One Bloomberg article contends that some companies and employers find that coding bootcamp graduates still lack the core technical skills they require from their job candidates.
According to the article, some employers actually PREFER job candidates with the traditional 4-year computer science degree. Or that they require additional things like real-world experience.
But how does one get past that “chicken and egg” dilemma? After all, the only way to acquire real-world professional experience is by first landing that job, but how do you land that first job without real-world experience? More on that later.
So it seems apparent that not all coding bootcamps provide the training or requirements that some employers are looking for.
I’m going to make some educated guesses about some other potential shortcomings of computer bootcamps.
As previously mentioned, most bootcamp curriculum eschews traditional computer science topics like data structures and algorithms in favor of actual instructional courses in the latest and greatest programming languages and frameworks.
But this shouldn’t negate the importance of those core computer science topics.
I personally never went through the traditional computer science curriculum. I went a rather roundabout way of starting my professional software programming career through on the job experience.
But I sometimes wish I did. I see real value in learning about these core computer science topics. Sure, most modern APIs and frameworks already implement these core computer science topics for you, so you don’t have to implement them yourself.
In this day and age there’s no reason why you, the software developer, have to worry about sorting an array, or implementing some recursive binary search tree algorithm. Software development has been around for more than enough time — since the early days of computer programming — that all of these classic topics have already been implemented six ways from Tuesday.
But that doesn’t mean you shouldn’t learn HOW it works. I’m a firm believer in knowing as much as you can about the tools and technology you work with at a low level.
A Better Coding Bootcamp?
Going back to what coding bootcamps cover, they usually really only concentrate on the mechanics of learning a particular programming language or framework.

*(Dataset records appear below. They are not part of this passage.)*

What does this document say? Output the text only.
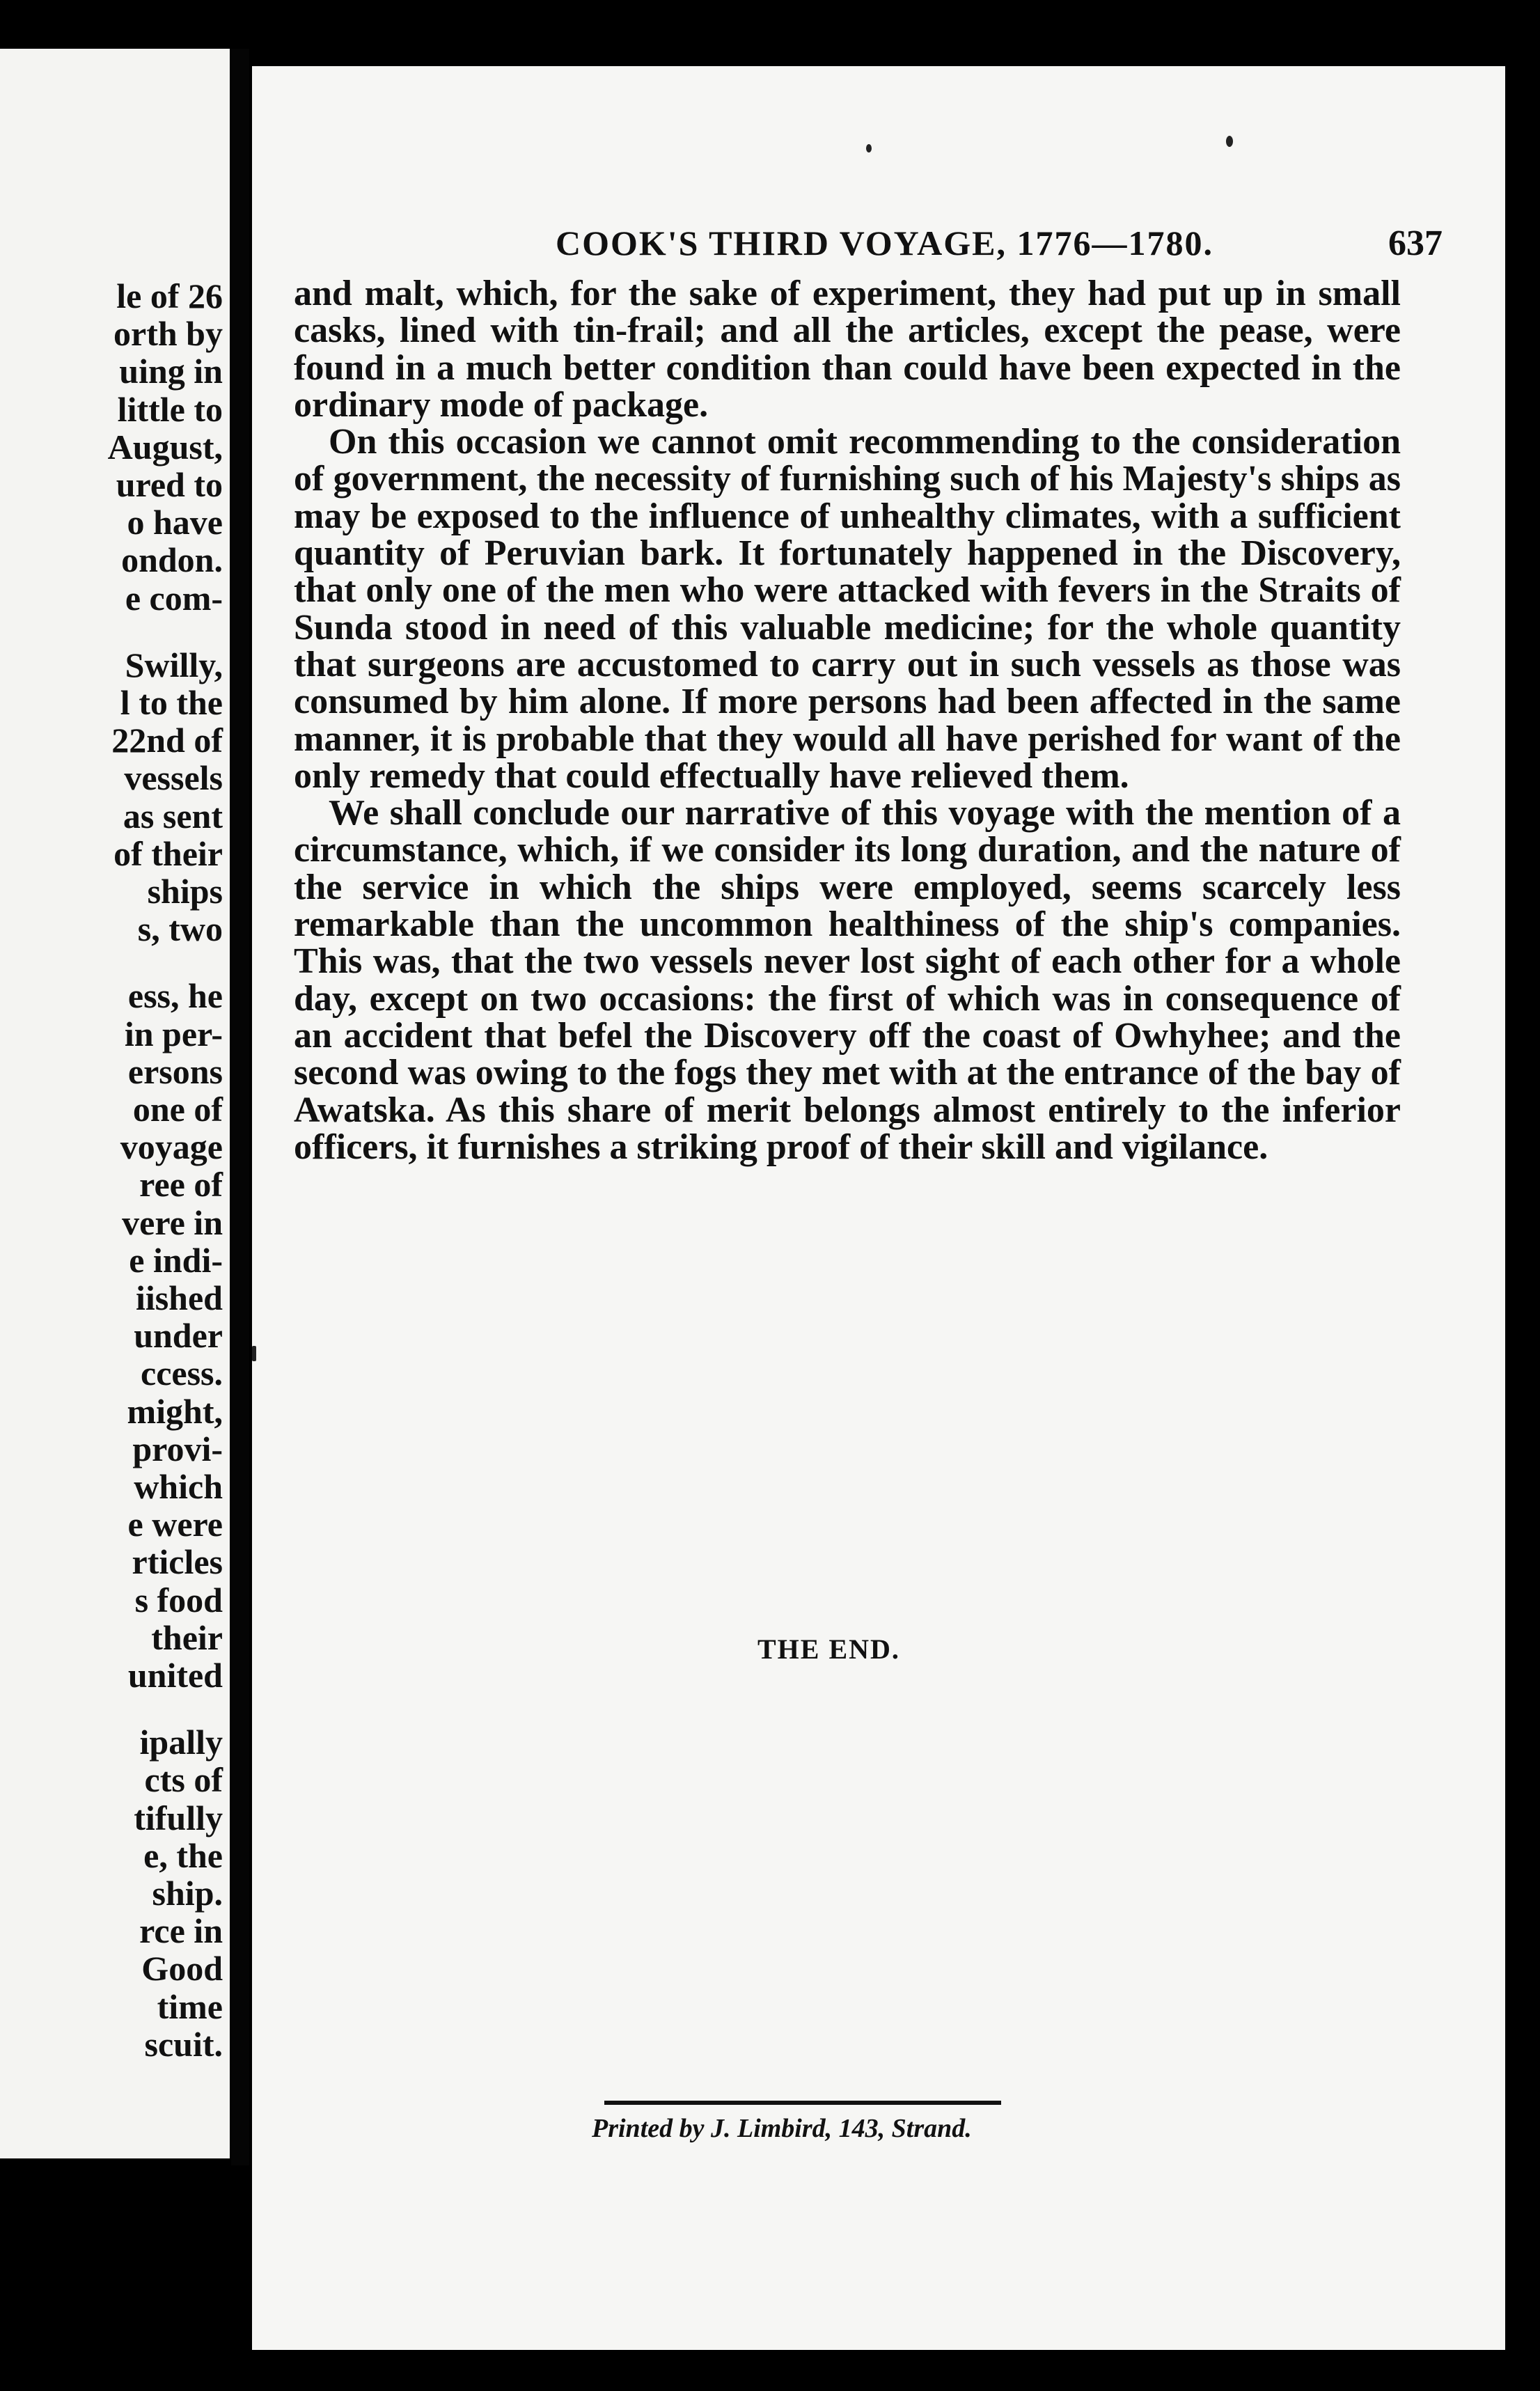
le of 26
orth by
uing in
little to
August,
ured to
o have
ondon.
e com-
Swilly,
l to the
22nd of
vessels
as sent
of their
ships
s, two
ess, he
in per-
ersons
one of
voyage
ree of
vere in
e indi-
iished
under
ccess.
might,
provi-
which
e were
rticles
s food
their
united
ipally
cts of
tifully
e, the
ship.
rce in
Good
time
scuit.
COOK'S THIRD VOYAGE, 1776—1780.	637

and malt, which, for the sake of experiment, they had put up in small casks, lined with tin-frail; and all the articles, except the pease, were found in a much better condition than could have been expected in the ordinary mode of package.

On this occasion we cannot omit recommending to the consideration of government, the necessity of furnishing such of his Majesty's ships as may be exposed to the influence of unhealthy climates, with a sufficient quantity of Peruvian bark. It fortunately happened in the Discovery, that only one of the men who were attacked with fevers in the Straits of Sunda stood in need of this valuable medicine; for the whole quantity that surgeons are accustomed to carry out in such vessels as those was consumed by him alone. If more persons had been affected in the same manner, it is probable that they would all have perished for want of the only remedy that could effectually have relieved them.

We shall conclude our narrative of this voyage with the mention of a circumstance, which, if we consider its long duration, and the nature of the service in which the ships were employed, seems scarcely less remarkable than the uncommon healthiness of the ship's companies. This was, that the two vessels never lost sight of each other for a whole day, except on two occasions: the first of which was in consequence of an accident that befel the Discovery off the coast of Owhyhee; and the second was owing to the fogs they met with at the entrance of the bay of Awatska. As this share of merit belongs almost entirely to the inferior officers, it furnishes a striking proof of their skill and vigilance.

THE END.
Printed by J. Limbird, 143, Strand.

But software development isn’t just about the actual act of writing code into the computer.
In fact, it should be one of the LAST things a software developer needs to engage in.

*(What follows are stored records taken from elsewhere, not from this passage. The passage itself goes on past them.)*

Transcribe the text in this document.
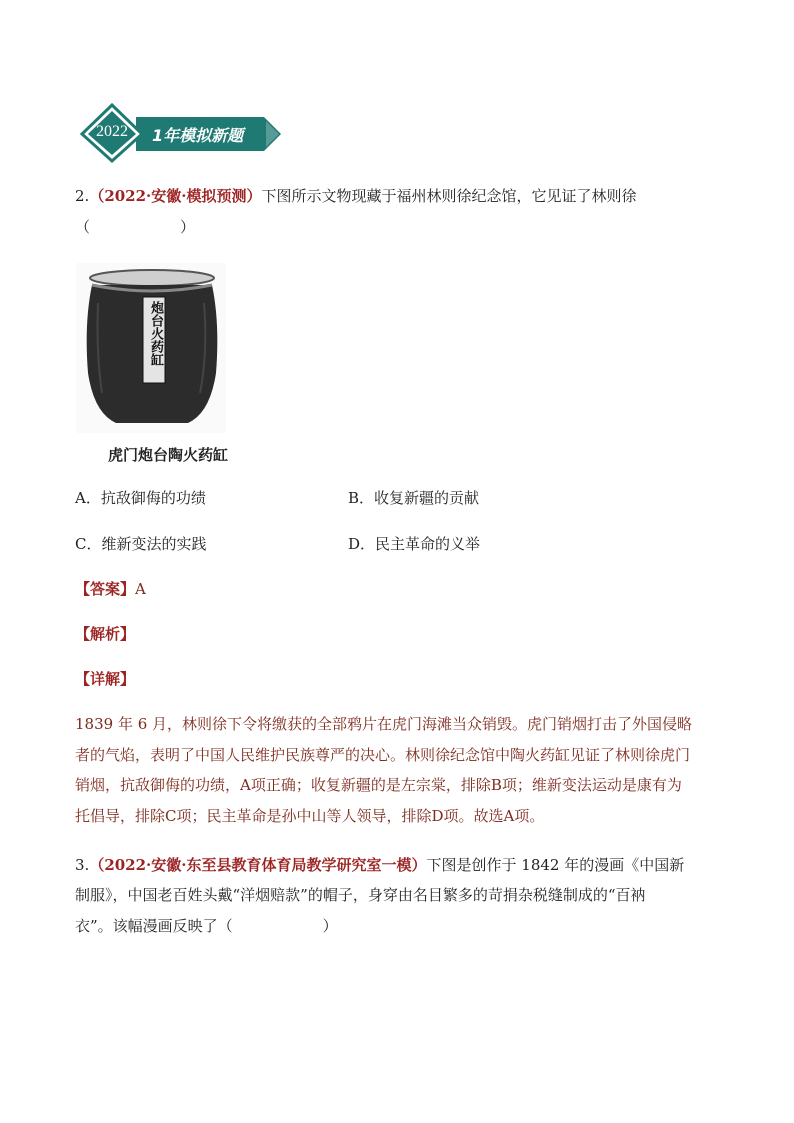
2022	1年模拟新题
2.（2022·安徽·模拟预测）下图所示文物现藏于福州林则徐纪念馆，它见证了林则徐
（　　　　　　）
炮台火药缸
虎门炮台陶火药缸
A．抗敌御侮的功绩	B．收复新疆的贡献
C．维新变法的实践	D．民主革命的义举
【答案】A
【解析】
【详解】
1839 年 6 月，林则徐下令将缴获的全部鸦片在虎门海滩当众销毁。虎门销烟打击了外国侵略
者的气焰，表明了中国人民维护民族尊严的决心。林则徐纪念馆中陶火药缸见证了林则徐虎门
销烟，抗敌御侮的功绩，A项正确；收复新疆的是左宗棠，排除B项；维新变法运动是康有为
托倡导，排除C项；民主革命是孙中山等人领导，排除D项。故选A项。
3.（2022·安徽·东至县教育体育局教学研究室一模）下图是创作于 1842 年的漫画《中国新
制服》，中国老百姓头戴“洋烟赔款”的帽子，身穿由名目繁多的苛捐杂税缝制成的“百衲
衣”。该幅漫画反映了（　　　　　　）
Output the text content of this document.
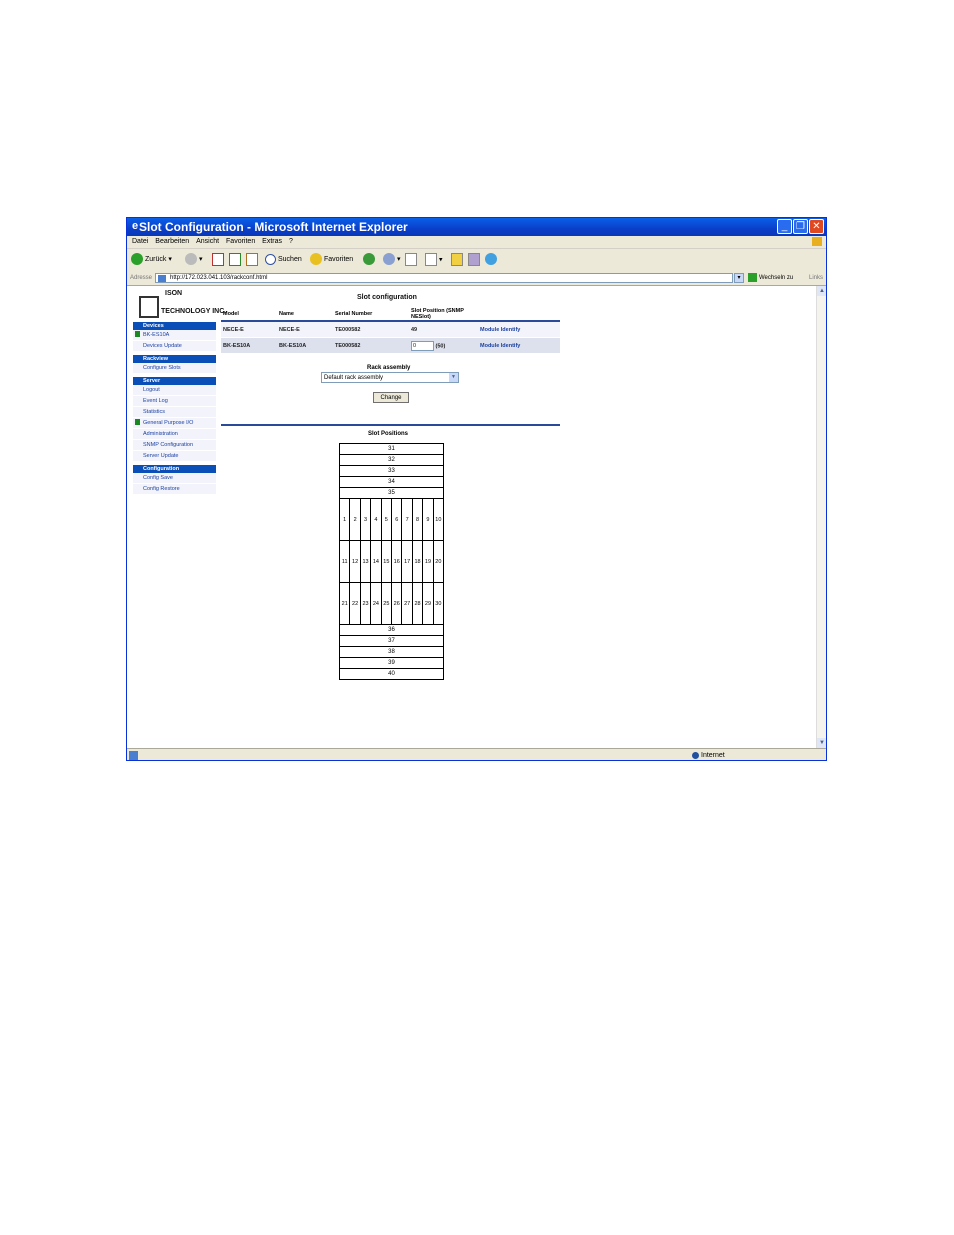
e Slot Configuration - Microsoft Internet Explorer	_ ❐ ✕
Datei Bearbeiten Ansicht Favoriten Extras ?
Zurück ▾	▾	Suchen	Favoriten	▾	▾
Adresse	http://172.023.041.103/rackconf.html	▾	Wechseln zu	Links
ISON
TECHNOLOGY INC.
Devices
BK-ES10A
Devices Update
Rackview
Configure Slots
Server
Logout
Event Log
Statistics
General Purpose I/O
Administration
SNMP Configuration
Server Update
Configuration
Config Save
Config Restore
Slot configuration
Model	Name	Serial Number	Slot Position (SNMP NESlot)	
NECE-E	NECE-E	TE000582	49	Module Identify
BK-ES10A	BK-ES10A	TE000582	0 (50)	Module Identify
Rack assembly
Default rack assembly	▼
Change
Slot Positions
31
32
33
34
35
1	2	3	4	5	6	7	8	9	10
11 12 13 14 15 16 17 18 19 20
21 22 23 24 25 26 27 28 29 30
36
37
38
39
40
▲
▼
Internet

Before coding even starts, a software developer needs to know how to properly analyze a business problem and know how to break down a business problem into small, manageable chunks of functionality.

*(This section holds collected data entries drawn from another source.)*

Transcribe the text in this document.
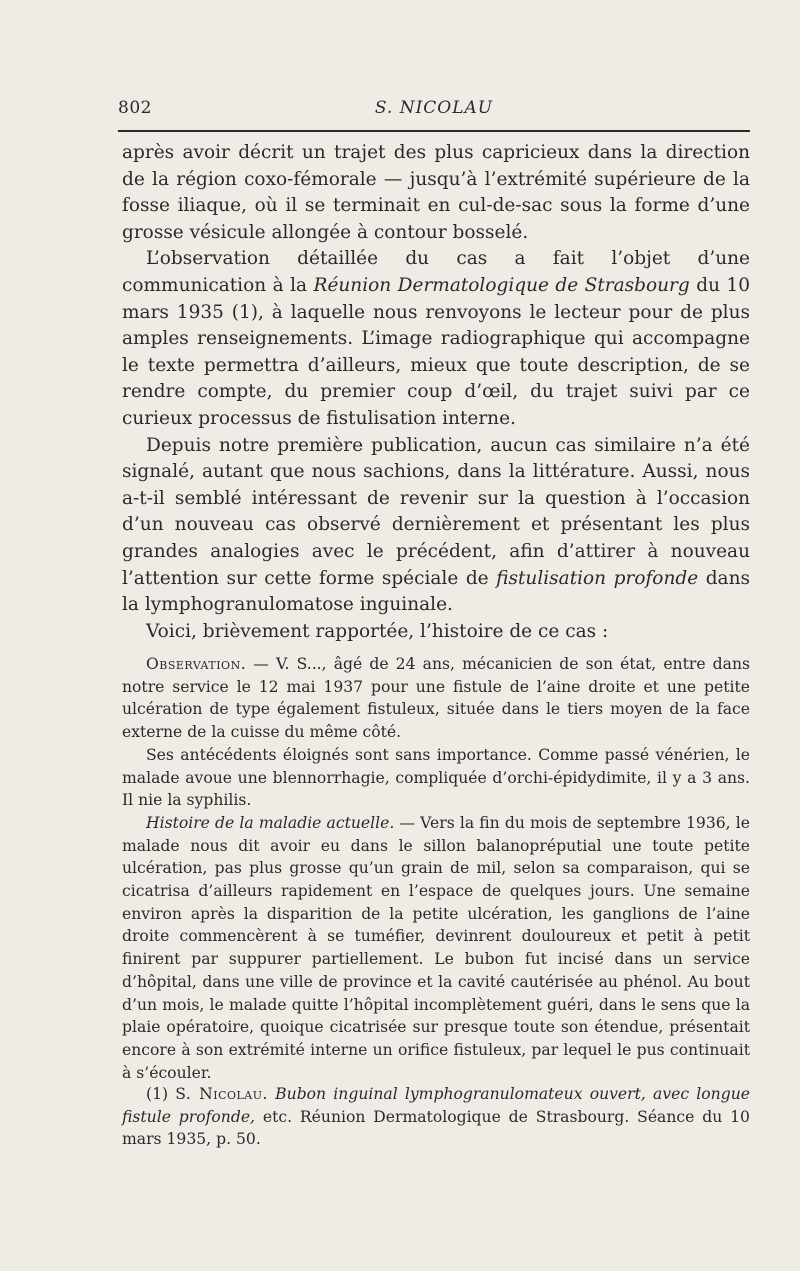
802	S. NICOLAU

après avoir décrit un trajet des plus capricieux dans la direction de la région coxo-fémorale — jusqu’à l’extrémité supérieure de la fosse iliaque, où il se terminait en cul-de-sac sous la forme d’une grosse vésicule allongée à contour bosselé.

L’observation détaillée du cas a fait l’objet d’une communication à la Réunion Dermatologique de Strasbourg du 10 mars 1935 (1), à laquelle nous renvoyons le lecteur pour de plus amples renseignements. L’image radiographique qui accompagne le texte permettra d’ailleurs, mieux que toute description, de se rendre compte, du premier coup d’œil, du trajet suivi par ce curieux processus de fistulisation interne.

Depuis notre première publication, aucun cas similaire n’a été signalé, autant que nous sachions, dans la littérature. Aussi, nous a-t-il semblé intéressant de revenir sur la question à l’occasion d’un nouveau cas observé dernièrement et présentant les plus grandes analogies avec le précédent, afin d’attirer à nouveau l’attention sur cette forme spéciale de fistulisation profonde dans la lymphogranulomatose inguinale.

Voici, brièvement rapportée, l’histoire de ce cas :

Observation. — V. S..., âgé de 24 ans, mécanicien de son état, entre dans notre service le 12 mai 1937 pour une fistule de l’aine droite et une petite ulcération de type également fistuleux, située dans le tiers moyen de la face externe de la cuisse du même côté.

Ses antécédents éloignés sont sans importance. Comme passé vénérien, le malade avoue une blennorrhagie, compliquée d’orchi-épidydimite, il y a 3 ans. Il nie la syphilis.

Histoire de la maladie actuelle. — Vers la fin du mois de septembre 1936, le malade nous dit avoir eu dans le sillon balanopréputial une toute petite ulcération, pas plus grosse qu’un grain de mil, selon sa comparaison, qui se cicatrisa d’ailleurs rapidement en l’espace de quelques jours. Une semaine environ après la disparition de la petite ulcération, les ganglions de l’aine droite commencèrent à se tuméfier, devinrent douloureux et petit à petit finirent par suppurer partiellement. Le bubon fut incisé dans un service d’hôpital, dans une ville de province et la cavité cautérisée au phénol. Au bout d’un mois, le malade quitte l’hôpital incomplètement guéri, dans le sens que la plaie opératoire, quoique cicatrisée sur presque toute son étendue, présentait encore à son extrémité interne un orifice fistuleux, par lequel le pus continuait à s’écouler.

(1) S. Nicolau. Bubon inguinal lymphogranulomateux ouvert, avec longue fistule profonde, etc. Réunion Dermatologique de Strasbourg. Séance du 10 mars 1935, p. 50.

I doubt coding bootcamps cover much of this topic, if at all.
Let’s not mention the whole art of working in an agile or scrum environment. Or acquiring “soft skills”… the act of working well with others, learning how to be diplomatic with others, learning how to negotiate, and a whole bunch of other topics, you simply can’t acquire out of a textbook or coding bootcamp.
You really can only acquire these skills with on the job experience.
Again, we run into the chicken and egg problem. How does one acquire these essential skills, if the whole point behind bootcamps is to find a job?
Here’s one idea.
Tie coding bootcamps into a sort of “residency” program, much in the same way aspiring medical surgeons and doctors get assigned to a real working hospital, to gain real-world experience and skills.
I’m betting many employers would love the chance to get low cost or free bootcamp students working with their actual employees, so they might become potential future job candidates with specific skills they can impart to these aspiring job candidates.
In any case, I wouldn’t conclude that coding bootcamps are doomed to failure. I still believe they have lots of potential and viability, but they must be honest enough with themselves and constantly examine and address potential shortcomings.
I wonder if hiring real-life Marine Corps drill instructors might not hurt either? Perhaps being forced to do pushups when your code fails to compile, might help motivate bootcamp students to write better code?